NUESTRA REFLEXIÓN DIARIA

Pra. Miriam Florencia/Guayaquil

Venid, oíd todos los que teméis a Dios, y contaré lo que ha hecho a mi alma. A él clamé con mi boca, y fue exaltado con mi lengua. Si en mi corazón hubiese yo mirado a la iniquidad, el Señor no me habría escuchado. Mas ciertamente me escuchó Dios; atendió a la voz de mi súplica. Salmo 66: 16-19

Escuché alguna vez a una persona que había sido secuestrada, estar en oración todo el tiempo de su secuestro, y luego cuando fue rescatado, estaba tan feliz que no paraba de contar a sus amigos y a todos los que le escuchaban cómo había sido liberado gracias al favor de Dios. Esto mismo es lo que expresa el salmista en este salmo.
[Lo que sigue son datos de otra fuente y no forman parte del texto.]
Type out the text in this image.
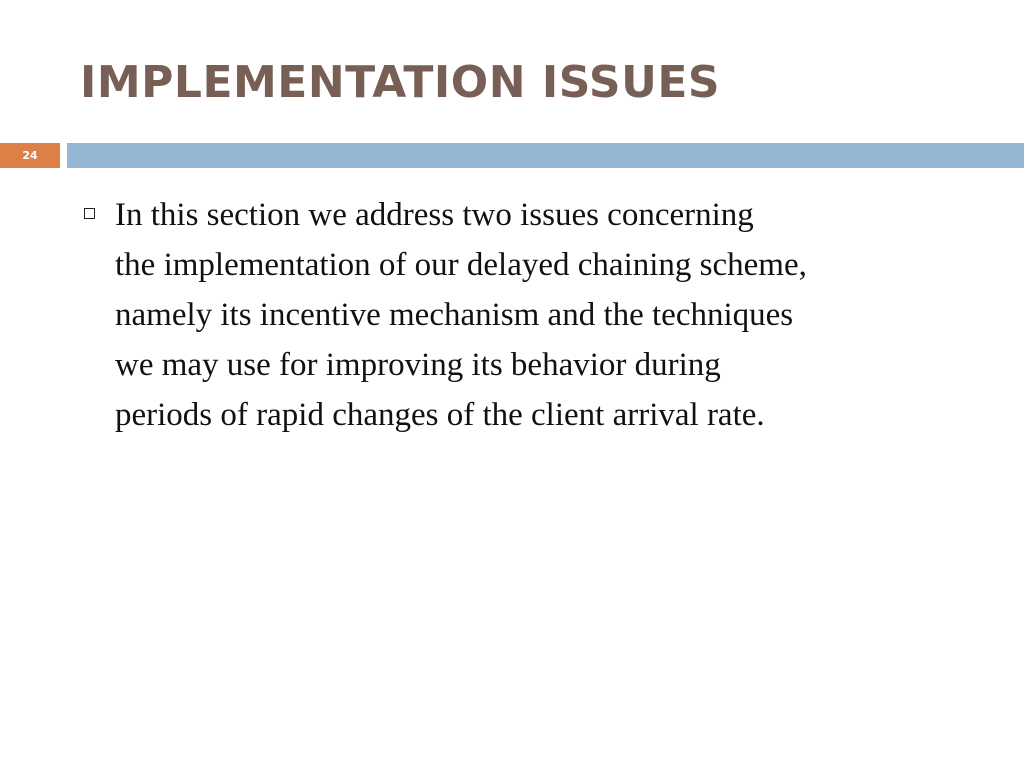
IMPLEMENTATION ISSUES
24
In this section we address two issues concerning
the implementation of our delayed chaining scheme,
namely its incentive mechanism and the techniques
we may use for improving its behavior during
periods of rapid changes of the client arrival rate.
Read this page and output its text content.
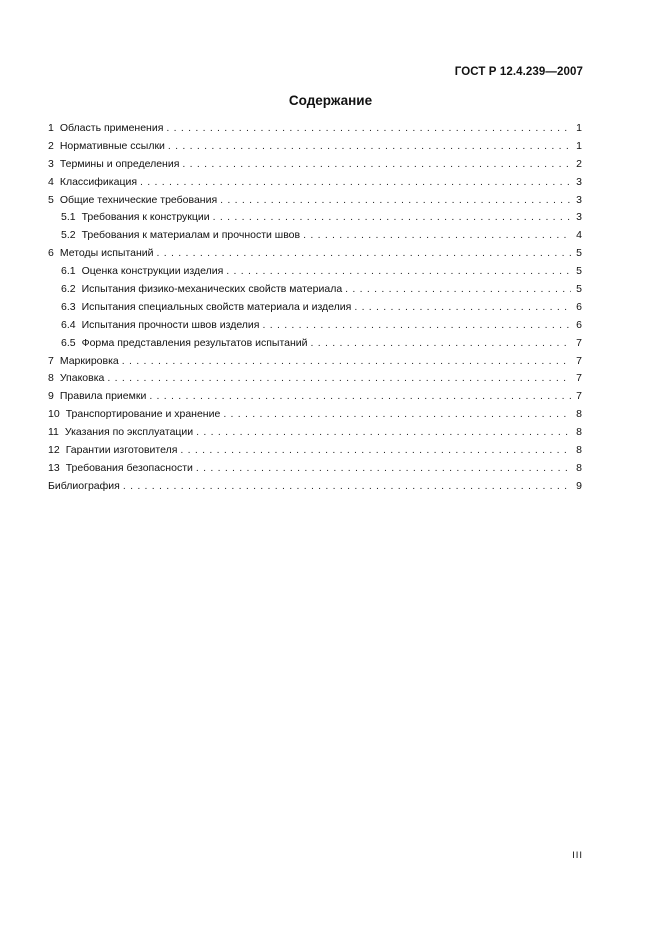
ГОСТ Р 12.4.239—2007
Содержание
1 Область применения . . .	1
2 Нормативные ссылки . . .	1
3 Термины и определения . . .	2
4 Классификация . . .	3
5 Общие технические требования . . .	3
5.1 Требования к конструкции . . .	3
5.2 Требования к материалам и прочности швов . . .	4
6 Методы испытаний . . .	5
6.1 Оценка конструкции изделия . . .	5
6.2 Испытания физико-механических свойств материала . . .	5
6.3 Испытания специальных свойств материала и изделия . . .	6
6.4 Испытания прочности швов изделия . . .	6
6.5 Форма представления результатов испытаний . . .	7
7 Маркировка . . .	7
8 Упаковка . . .	7
9 Правила приемки . . .	7
10 Транспортирование и хранение . . .	8
11 Указания по эксплуатации . . .	8
12 Гарантии изготовителя . . .	8
13 Требования безопасности . . .	8
Библиография . . .	9
III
Lo primero que hizo fue llamar a todos sus amigos, a los que conocían a Dios y les contó lo que el Señor había hecho en su vida. El salmista dice que pasaba mucho tiempo orando, lo exaltaba y adoraba su santo nombre, tenía esta libertad para adorar a Dios porque en su corazón no había pecado, por eso no había nada que estorbara su oración, su corazón estaba confiado en el Dios de su salvación. Por tal razón si usted está pasando momentos difíciles, clame a Dios con todo su corazón, exáltelo y adórelo por lo que Él es, el Todopoderoso y sobre todo examine su corazón para ver si no hay en él nada que estorbe la oración. Muchas veces hay situaciones que están guardadas allí precisamente en el corazón pero que deben ser confesadas delante del Señor para que de esta forma nada impida que el Señor escuche su clamor.